I can't help but feel the ABC and BMC would have done better to lobby for extended furlough arrangements and financial support for walls, than to engage in drafting up these dubious reopening guidelines, which they themselves acknowledge only mitigate the risk of infection. I imagine for most walls, running at reduced capacity but with the cost of extra cleaning and ventilation, etc., will be really difficult. Staff and customers are being put at risk for 45% capacity - which I imagine will leave most walls struggling to make a profit. Will that mean cuts to staff - either through redundancy or, given the prevalence of zero-hour contracts in the sector, through reduced working hours? Meanwhile, though there are health and wellbeing benefits to opening, these are likely to be taken up primarily by young men, with older people and women less likely to feel able to use facilities. So, a lot of the community benefit won't really be felt. These measures feel as inadequate as those we've grown used to expecting from government...

21 Jul, 2020

I totally agree with C Witter's comments. There is nothing here that will encourage me, an older climber, to rush back indoors. Surely the most important source for transmission of virus in climbing walls is the holds.
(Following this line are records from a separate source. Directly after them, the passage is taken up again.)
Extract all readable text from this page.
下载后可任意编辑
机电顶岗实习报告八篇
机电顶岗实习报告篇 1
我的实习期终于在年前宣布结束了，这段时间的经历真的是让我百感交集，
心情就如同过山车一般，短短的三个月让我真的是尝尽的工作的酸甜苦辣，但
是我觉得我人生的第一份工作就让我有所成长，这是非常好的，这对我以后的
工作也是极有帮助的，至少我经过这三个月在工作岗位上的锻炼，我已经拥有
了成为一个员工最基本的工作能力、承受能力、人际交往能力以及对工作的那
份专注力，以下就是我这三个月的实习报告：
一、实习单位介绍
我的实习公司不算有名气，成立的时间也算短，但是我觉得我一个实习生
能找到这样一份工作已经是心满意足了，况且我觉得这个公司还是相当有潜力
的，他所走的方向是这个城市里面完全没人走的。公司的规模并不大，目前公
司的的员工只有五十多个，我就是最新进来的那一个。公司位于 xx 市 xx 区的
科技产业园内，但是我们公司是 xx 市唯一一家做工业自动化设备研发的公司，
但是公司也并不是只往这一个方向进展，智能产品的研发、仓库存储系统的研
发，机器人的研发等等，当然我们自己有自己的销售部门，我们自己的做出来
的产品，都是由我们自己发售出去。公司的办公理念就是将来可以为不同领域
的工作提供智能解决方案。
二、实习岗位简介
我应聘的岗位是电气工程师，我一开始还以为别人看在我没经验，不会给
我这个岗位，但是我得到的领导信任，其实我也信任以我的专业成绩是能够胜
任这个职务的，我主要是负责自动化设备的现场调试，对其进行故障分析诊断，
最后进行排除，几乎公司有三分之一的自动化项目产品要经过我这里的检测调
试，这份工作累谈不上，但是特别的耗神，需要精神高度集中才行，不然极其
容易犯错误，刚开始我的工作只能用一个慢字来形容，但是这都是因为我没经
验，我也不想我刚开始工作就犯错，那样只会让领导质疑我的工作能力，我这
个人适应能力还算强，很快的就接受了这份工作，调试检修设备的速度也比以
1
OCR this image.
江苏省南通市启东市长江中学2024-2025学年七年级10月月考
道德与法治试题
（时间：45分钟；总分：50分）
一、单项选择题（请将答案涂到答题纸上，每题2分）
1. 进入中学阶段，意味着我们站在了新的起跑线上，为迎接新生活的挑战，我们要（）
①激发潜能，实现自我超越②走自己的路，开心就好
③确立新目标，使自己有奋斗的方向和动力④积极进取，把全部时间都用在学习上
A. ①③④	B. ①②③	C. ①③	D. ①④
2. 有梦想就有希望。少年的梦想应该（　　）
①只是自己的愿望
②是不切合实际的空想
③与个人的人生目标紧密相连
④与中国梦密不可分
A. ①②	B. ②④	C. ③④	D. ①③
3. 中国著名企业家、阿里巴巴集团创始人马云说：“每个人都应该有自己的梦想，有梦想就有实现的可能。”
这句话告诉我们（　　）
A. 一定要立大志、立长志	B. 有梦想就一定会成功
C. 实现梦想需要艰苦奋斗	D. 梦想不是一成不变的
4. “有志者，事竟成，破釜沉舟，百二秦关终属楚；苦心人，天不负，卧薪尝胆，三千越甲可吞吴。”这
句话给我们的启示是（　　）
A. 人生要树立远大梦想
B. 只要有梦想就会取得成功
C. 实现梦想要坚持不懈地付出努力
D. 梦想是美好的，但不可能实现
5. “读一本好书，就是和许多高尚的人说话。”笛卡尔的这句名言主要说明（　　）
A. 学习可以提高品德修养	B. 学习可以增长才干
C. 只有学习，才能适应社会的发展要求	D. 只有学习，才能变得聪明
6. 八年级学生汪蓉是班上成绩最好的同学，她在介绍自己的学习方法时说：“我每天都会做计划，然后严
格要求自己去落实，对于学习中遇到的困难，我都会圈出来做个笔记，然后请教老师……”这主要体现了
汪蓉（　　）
I see no reason why these can not be included in a regular cleaning routine.

Further there are simple active measures that we as climbers can take to reduce transmission, such as using alcohol based liquid chalk, wearing gloves when belaying, leading climbing using your own rope or in a pair from different ends of the rope, to name but a few.

21 Jul, 2020

I think it would be hard to clean the holds, to be honest, because the established ways of cleaning holds involve taking them off the wall. I'm not sure how effective cleaning them whilst they're on the wall would be, but it would involve a lot of labour - perhaps equivalent to re-setting the wall. It makes sense to ask climbers to cleanse their hands instead. But, only in an ideal world will this work. People will ignore it, touch their face, bleed; never mind breathing, sweating, sneezing, coughing, etc. on the holds. It would make more sense in my mind to keep them closed a bit longer, pay workers furlough and arrange support for the businesses that risk going under despite reopening.

21 Jul, 2020

I agree that it would be hard to "deep clean" holds other than removing them from the wall, however, it should be possible to implement a more basic cleaning regime aimed at reducing or preventing the build up of critical levels of virus on holds. This could involve simply spraying holds with a mild alcohol based disinfectant solution or similar. I'd be quite happy to spray the holds I used on a route on the way down.

21 Jul, 2020

Nah you are over thinking it, if you feel vulnerable stay at home and shield yourself, the rest of us will use a bit of hand sanitiser and get on with our lives.